Mr Clegg submitted to the court that Britton’s technique was “inherently prone to error and had not been accepted by the scientific community”. Expert evidence is only heard in our courts if the expert is accepted as such by his peers and has been exposed to critical scientific scrutiny, the results of that scrutiny having been published. Mr Clegg pointed out that Britton’s offender profile was speculative, intuitive and therefore unreliable; that the principles upon which it was based were not identified; that there was no means of knowing how he arrived at his conclusions; and that his assessment of the suspect took no account of the fact that his fantasy letters were written to satisfy the demands of the undercover agent.

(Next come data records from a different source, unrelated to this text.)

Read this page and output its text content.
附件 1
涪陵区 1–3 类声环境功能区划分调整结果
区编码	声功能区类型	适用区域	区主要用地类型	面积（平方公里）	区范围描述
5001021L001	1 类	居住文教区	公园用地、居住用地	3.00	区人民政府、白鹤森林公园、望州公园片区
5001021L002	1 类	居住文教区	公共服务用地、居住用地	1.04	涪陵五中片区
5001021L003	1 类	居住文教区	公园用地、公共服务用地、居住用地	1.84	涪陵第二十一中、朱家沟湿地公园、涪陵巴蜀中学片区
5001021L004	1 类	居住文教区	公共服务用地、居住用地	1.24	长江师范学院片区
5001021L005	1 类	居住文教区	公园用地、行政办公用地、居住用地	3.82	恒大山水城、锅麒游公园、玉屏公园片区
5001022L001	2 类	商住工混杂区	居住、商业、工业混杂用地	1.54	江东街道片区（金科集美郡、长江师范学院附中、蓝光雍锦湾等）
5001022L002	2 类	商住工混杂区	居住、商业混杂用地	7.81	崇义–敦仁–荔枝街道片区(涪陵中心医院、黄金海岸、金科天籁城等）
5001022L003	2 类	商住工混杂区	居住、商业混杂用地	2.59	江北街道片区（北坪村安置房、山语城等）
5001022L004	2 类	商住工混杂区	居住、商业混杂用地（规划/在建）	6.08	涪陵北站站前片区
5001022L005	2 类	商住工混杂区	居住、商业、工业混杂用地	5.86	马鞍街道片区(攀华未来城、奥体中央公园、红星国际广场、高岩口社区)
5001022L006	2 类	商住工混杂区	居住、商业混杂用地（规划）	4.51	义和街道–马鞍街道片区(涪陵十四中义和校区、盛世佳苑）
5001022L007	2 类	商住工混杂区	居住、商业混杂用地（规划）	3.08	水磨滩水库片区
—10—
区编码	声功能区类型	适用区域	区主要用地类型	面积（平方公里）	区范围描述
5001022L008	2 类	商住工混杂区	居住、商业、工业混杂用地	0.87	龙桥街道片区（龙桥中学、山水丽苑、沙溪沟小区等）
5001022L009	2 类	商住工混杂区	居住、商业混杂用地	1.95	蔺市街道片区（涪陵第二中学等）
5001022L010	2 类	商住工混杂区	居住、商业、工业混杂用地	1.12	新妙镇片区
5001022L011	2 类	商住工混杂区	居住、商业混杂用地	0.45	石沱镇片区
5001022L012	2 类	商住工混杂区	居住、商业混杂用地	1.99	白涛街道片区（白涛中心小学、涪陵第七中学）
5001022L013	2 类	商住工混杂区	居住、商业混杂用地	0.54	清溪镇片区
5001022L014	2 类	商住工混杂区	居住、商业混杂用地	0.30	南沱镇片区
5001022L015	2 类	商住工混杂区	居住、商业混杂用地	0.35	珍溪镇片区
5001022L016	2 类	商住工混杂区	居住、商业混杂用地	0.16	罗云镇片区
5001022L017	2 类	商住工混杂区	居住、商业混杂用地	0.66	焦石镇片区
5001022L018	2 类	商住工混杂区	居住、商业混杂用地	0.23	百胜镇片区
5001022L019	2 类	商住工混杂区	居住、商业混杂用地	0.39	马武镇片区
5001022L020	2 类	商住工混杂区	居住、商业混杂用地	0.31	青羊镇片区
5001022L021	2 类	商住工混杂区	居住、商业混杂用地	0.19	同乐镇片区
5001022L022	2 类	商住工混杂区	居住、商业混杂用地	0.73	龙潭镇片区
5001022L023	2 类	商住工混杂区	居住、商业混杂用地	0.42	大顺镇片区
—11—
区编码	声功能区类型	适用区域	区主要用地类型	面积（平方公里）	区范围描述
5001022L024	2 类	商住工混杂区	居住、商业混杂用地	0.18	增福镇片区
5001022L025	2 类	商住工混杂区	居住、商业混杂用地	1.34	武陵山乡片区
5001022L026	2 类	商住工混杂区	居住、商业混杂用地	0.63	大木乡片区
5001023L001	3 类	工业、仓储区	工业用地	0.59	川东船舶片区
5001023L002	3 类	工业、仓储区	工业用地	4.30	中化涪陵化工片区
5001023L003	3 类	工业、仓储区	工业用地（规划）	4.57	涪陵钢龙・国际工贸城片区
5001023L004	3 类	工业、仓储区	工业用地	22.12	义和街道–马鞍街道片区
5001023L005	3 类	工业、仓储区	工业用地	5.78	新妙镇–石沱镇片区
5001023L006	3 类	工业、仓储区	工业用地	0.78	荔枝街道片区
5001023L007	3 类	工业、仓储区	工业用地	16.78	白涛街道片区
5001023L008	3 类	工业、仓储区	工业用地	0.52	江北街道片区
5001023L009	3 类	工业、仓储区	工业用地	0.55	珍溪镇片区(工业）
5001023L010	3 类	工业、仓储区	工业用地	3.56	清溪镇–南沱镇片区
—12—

The judge referred to a ruling by the Supreme Court of the United States (Daubert v. Merrell Dow Pharmaceuticals, 28 June 1993) in which it was stated that a trial judge, before admitting expert scientific testimony, should make a preliminary assessment as to whether the methodology underlying such testimony was scientifically valid and tested.
In England, there is also the long-established rule (in PhipsononEvidence) regarding evidence as to propensity. Evidence may not be given that the defendant “has a disposition to commit crimes of that kind”, in other words that he is the sort of man who might have been capable of committing the crime with which he is charged.
It is doubtful whether Mr Britton would have been called to give evidence. Britton’s contribution to the search for the killers of little James Bulger in Bootle consisted, according to the police, in assuring them that no adult was involved in the murder. He proved to be right. But since no adult, except a retarded one, would have covered the body with bricks or stuffed batteries in the boy’s mouth, the reasoning that children might be responsible was not a complicated one.